Thibault Raisse, journaliste indépendant et auteur du Con de minuit. L’histoire vraie de Gérard de Suresnes (Denoël, 272 pages, 20 euros), explique, à travers l’itinéraire de Gérard Cousin, un SDF devenu star de la radio, en quoi les émissions de libre antenne des années 1990 ont changé l’histoire de la FM.
Pourquoi avoir choisi d’écrire un livre sur Gérard Cousin, qui a connu la célébrité sur l’antenne de Fun Radio à la fin des années 1990 ?
A cette époque, j’étais un auditeur de l’émission de Max, sur Fun Radio, où Gérard intervenait. Mais je suis ensuite passé à autre chose. J’y ai repensé en 2015, au moment des attentats du 13-Novembre, que je couvrais pour Le Parisien : le speaker du Stade de France, c’était Max, c’est lui qui a évité que la situation ne dégénère et qui a rassuré les gens. En lisant son portrait dans Libération, je me suis demandé ce qu’était devenu Gérard. J’ai découvert qu’il était mort jeune [en 2005, à 43 ans], dans la misère et la solitude. Comment était-il possible que ce type, que je considérais comme une star, soit inhumé dans le carré des indigents ?
J’ai eu envie de comprendre cette déchéance et faire la biographie d’un « prolo », un qui n’a pas réussi. Je voulais raconter la vie de quelqu’un né dans la misère et mort dans la misère. Expliquer ce qu’est être un gamin de la Ddass [direction départementale des affaires sanitaires et sociales] né dans les années 1960. C’est, en creux, un portrait d’une France dont on ne parle jamais.
Comment expliquer l’engouement autour de cette émission ?
Dans ces libres antennes, tous les curseurs étaient poussés au maximum. Pendant « Lovin’ Fun », par exemple, on parlait de ses problèmes de cœur et de sexe. L’expression la plus extrême de cette libre antenne, où tout peut arriver, c’était « Les Débats de Gérard », le nom de son émission, qui a duré entre 1996 et 2002. Lui, c’est le genre de type qu’on filtre au standard et là, on va le laisser passer à l’antenne et le mettre en valeur. C’est le contact avec un monde qu’on ignore, qu’on peut appeler « la France des bistrots », et qui n’a rien à voir avec les auditeurs de ces radios.
Pourquoi les émissions de radios libres sont à ce point un marqueur générationnel ?

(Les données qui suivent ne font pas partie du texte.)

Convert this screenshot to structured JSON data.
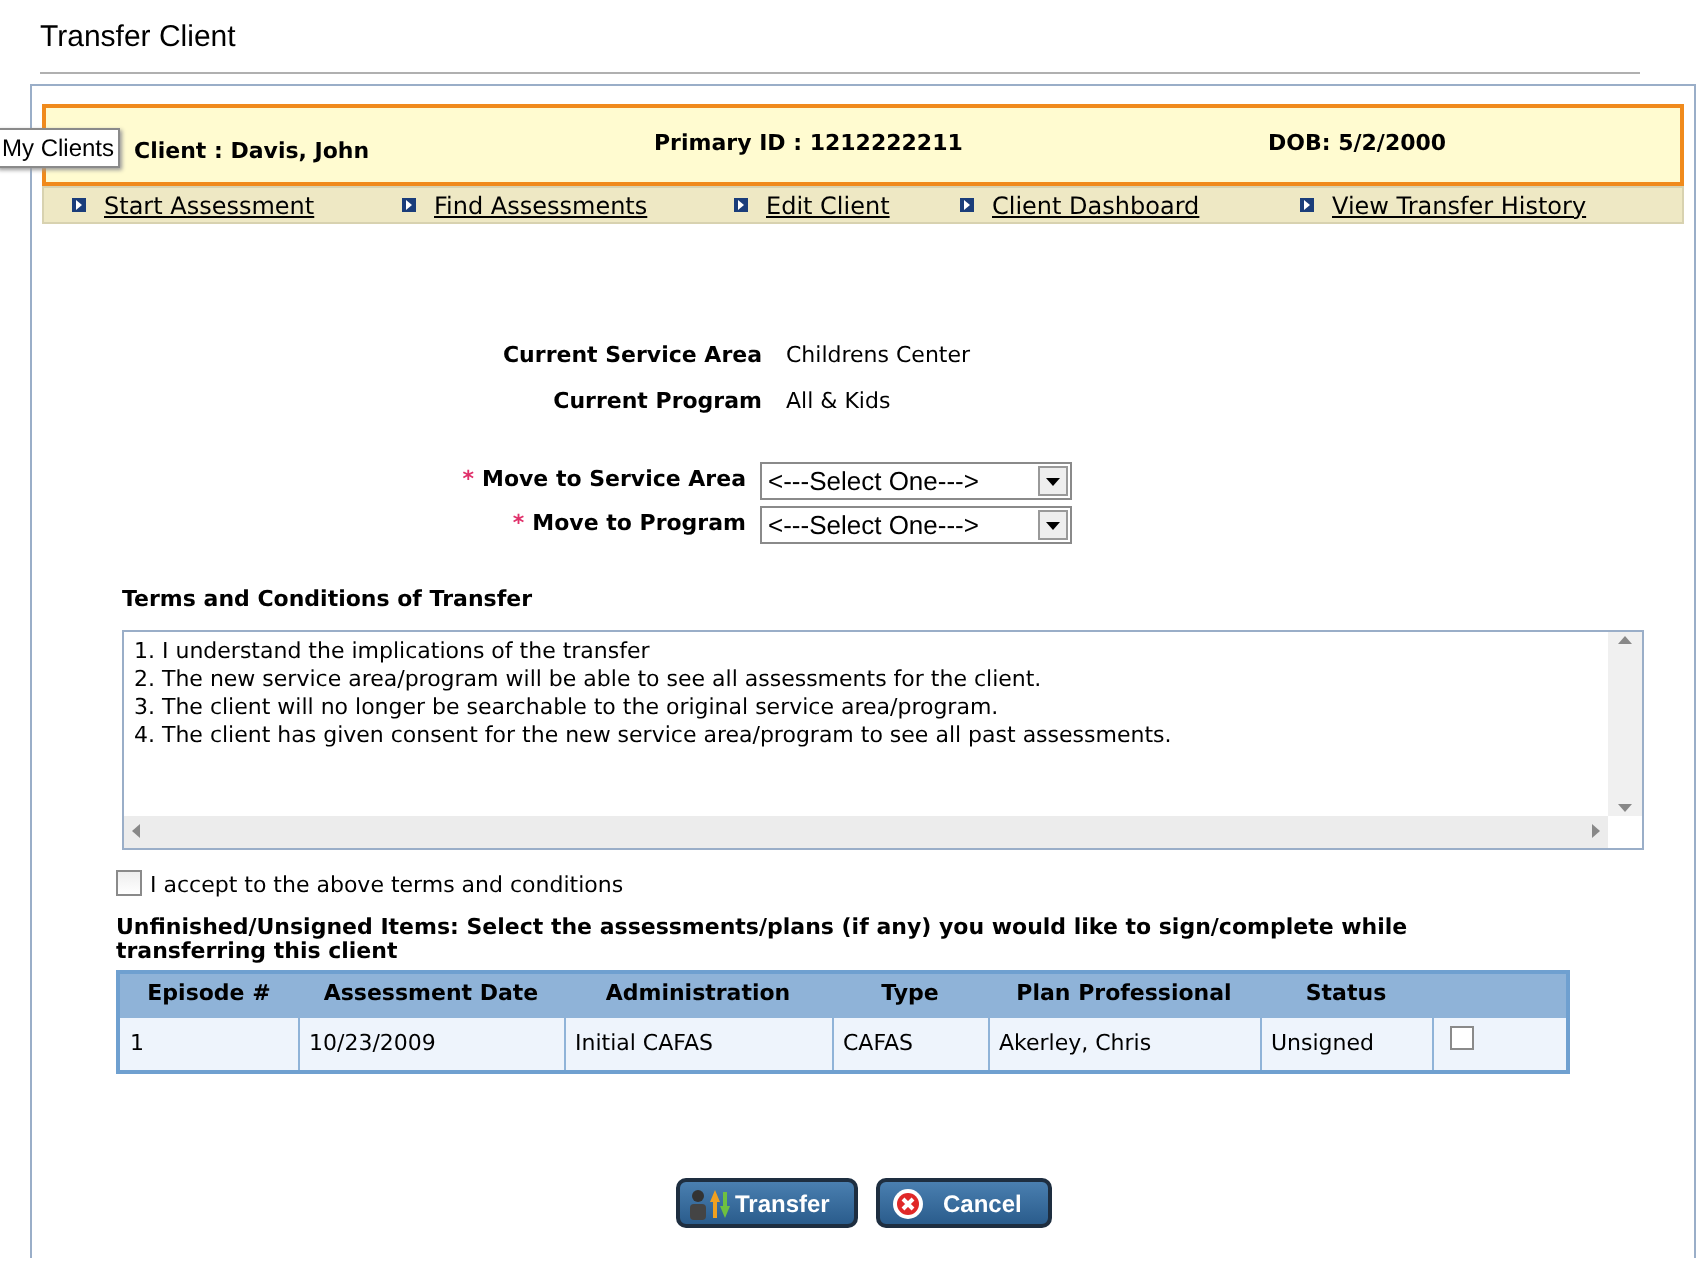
{
  "window": {
    "title": "Transfer Client"
  },
  "client_bar": {
    "client": "Client : Davis, John",
    "primary_id": "Primary ID : 1212222211",
    "dob": "DOB: 5/2/2000"
  },
  "tooltip": "My Clients",
  "nav_links": [
    "Start Assessment",
    "Find Assessments",
    "Edit Client",
    "Client Dashboard",
    "View Transfer History"
  ],
  "current": [
    {
      "label": "Current Service Area",
      "value": "Childrens Center"
    },
    {
      "label": "Current Program",
      "value": "All & Kids"
    }
  ],
  "move_fields": [
    {
      "required_mark": "*",
      "label": "Move to Service Area",
      "value": "<---Select One--->"
    },
    {
      "required_mark": "*",
      "label": "Move to Program",
      "value": "<---Select One--->"
    }
  ],
  "terms": {
    "heading": "Terms and Conditions of Transfer",
    "lines": [
      "1. I understand the implications of the transfer",
      "2. The new service area/program will be able to see all assessments for the client.",
      "3. The client will no longer be searchable to the original service area/program.",
      "4. The client has given consent for the new service area/program to see all past assessments."
    ],
    "accept_label": "I accept to the above terms and conditions",
    "accepted": false
  },
  "unfinished": {
    "heading": "Unfinished/Unsigned Items: Select the assessments/plans (if any) you would like to sign/complete while transferring this client",
    "columns": [
      "Episode #",
      "Assessment Date",
      "Administration",
      "Type",
      "Plan Professional",
      "Status"
    ],
    "rows": [
      {
        "cells": [
          "1",
          "10/23/2009",
          "Initial CAFAS",
          "CAFAS",
          "Akerley, Chris",
          "Unsigned"
        ],
        "checked": false
      }
    ]
  },
  "buttons": [
    {
      "kind": "transfer",
      "label": "Transfer"
    },
    {
      "kind": "cancel",
      "label": "Cancel"
    }
  ]
}
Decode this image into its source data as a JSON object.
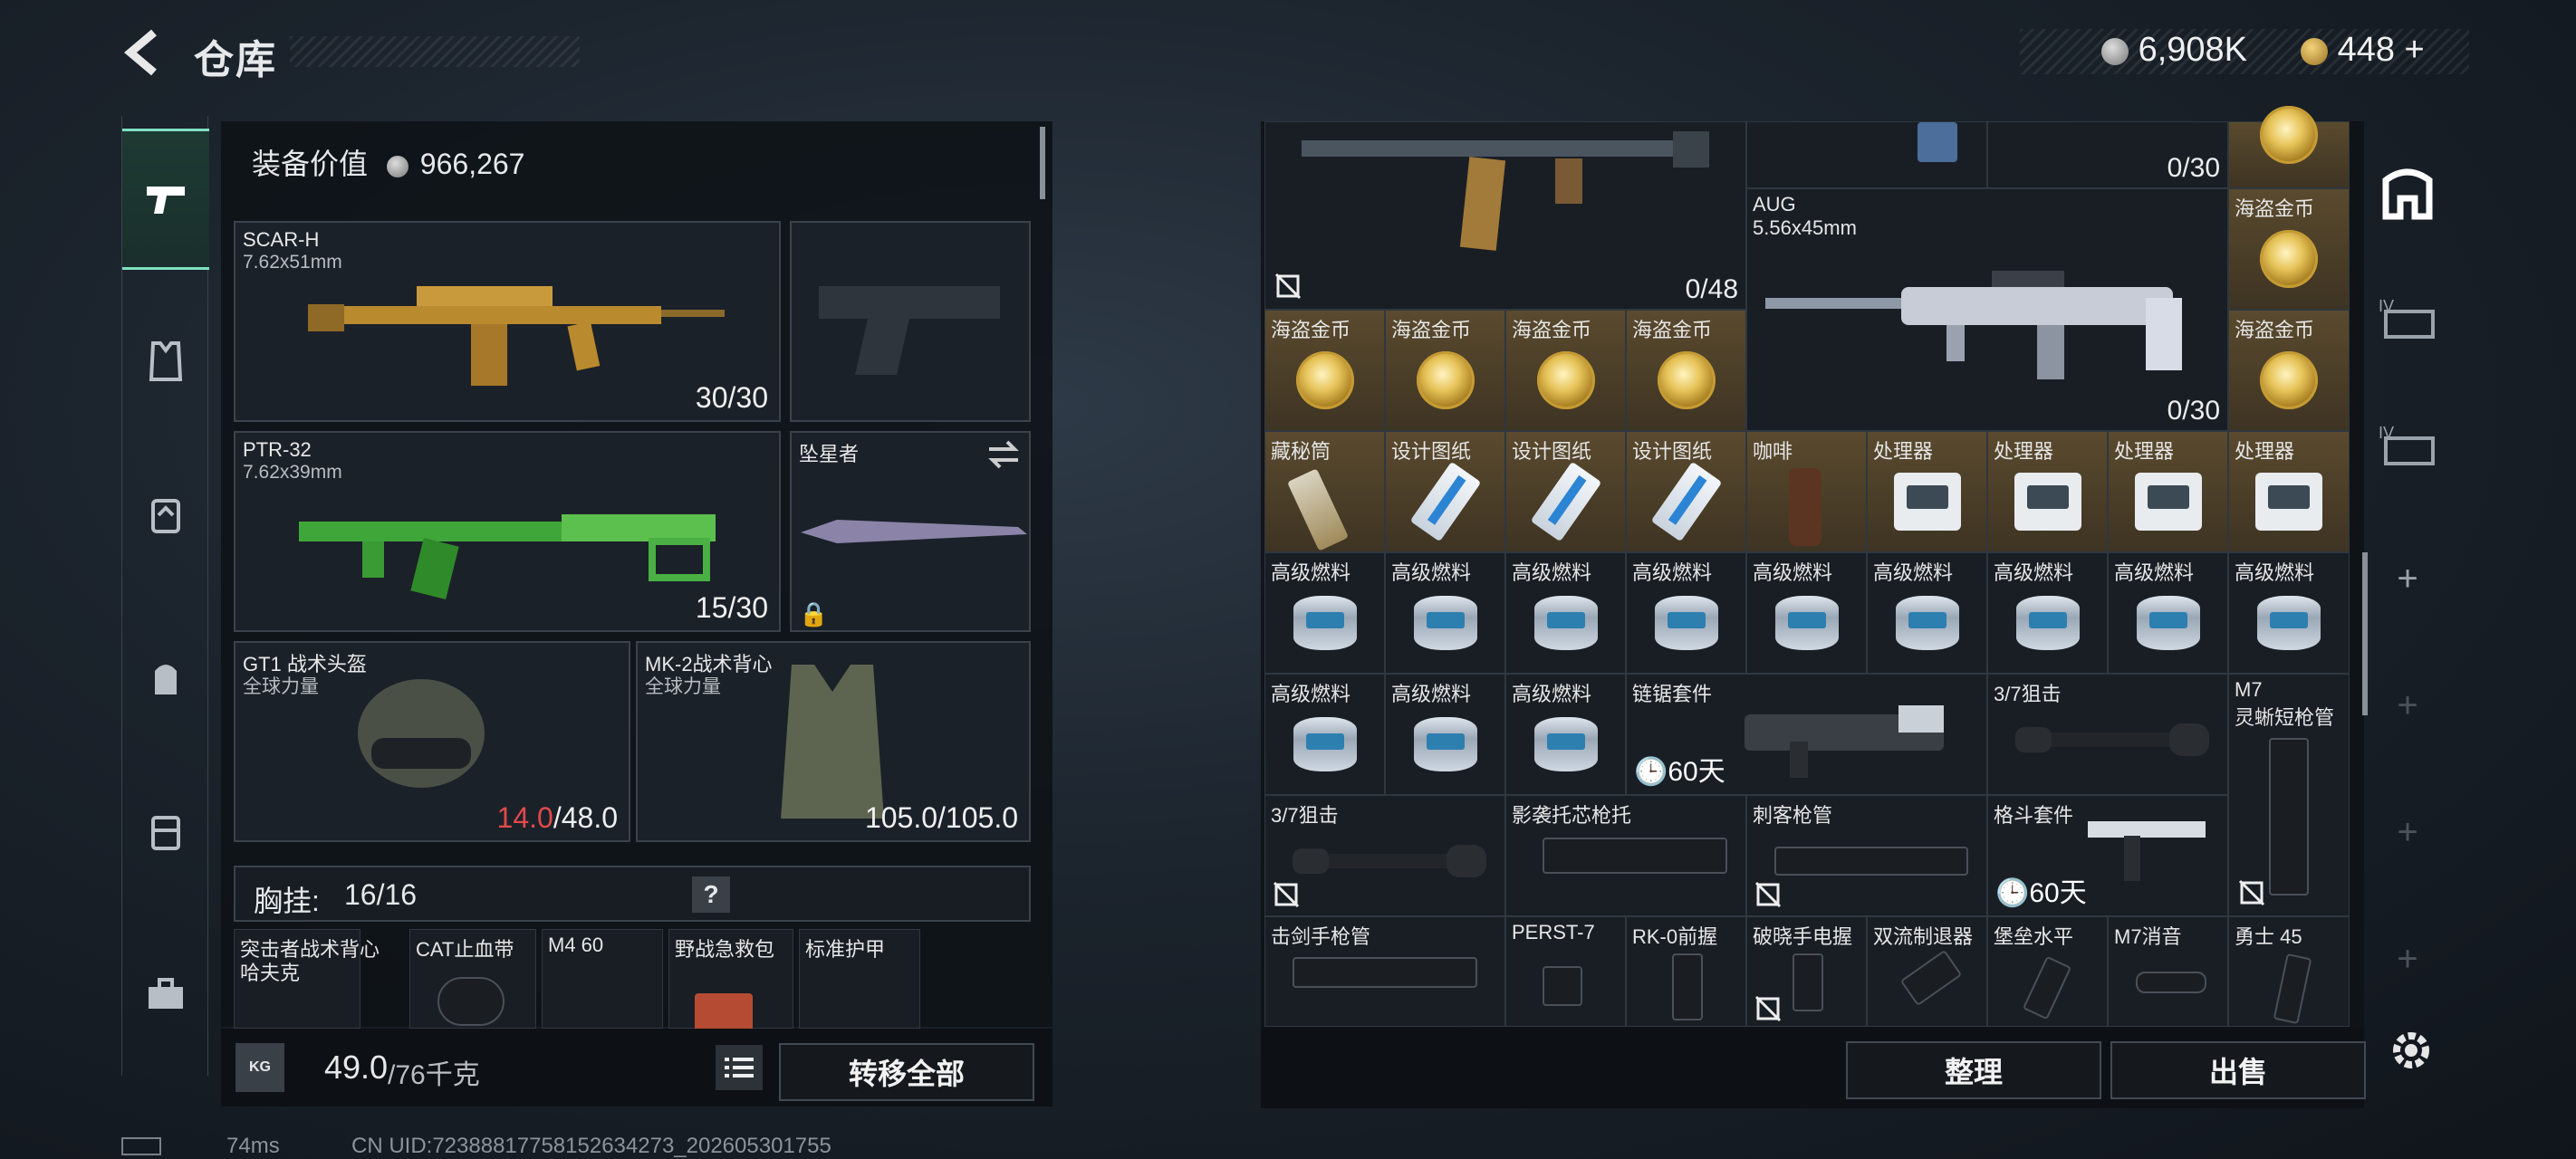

En soi, ces émissions représentent une transgression. Par exemple, « Lovin’ Fun » est l’adaptation d’une émission américaine où les auditeurs parlent de sexe avec les mots de la jeunesse, avec deux animateurs, un médecin et un jeune qui fait des blagues. Il y a une totale liberté de ton. Avec également une programmation musicale très rock : c’est encore l’époque du grunge et de Nirvana. Cela crée un état d’esprit fédérateur, qui va au-delà de l’émission. C’est un étendard.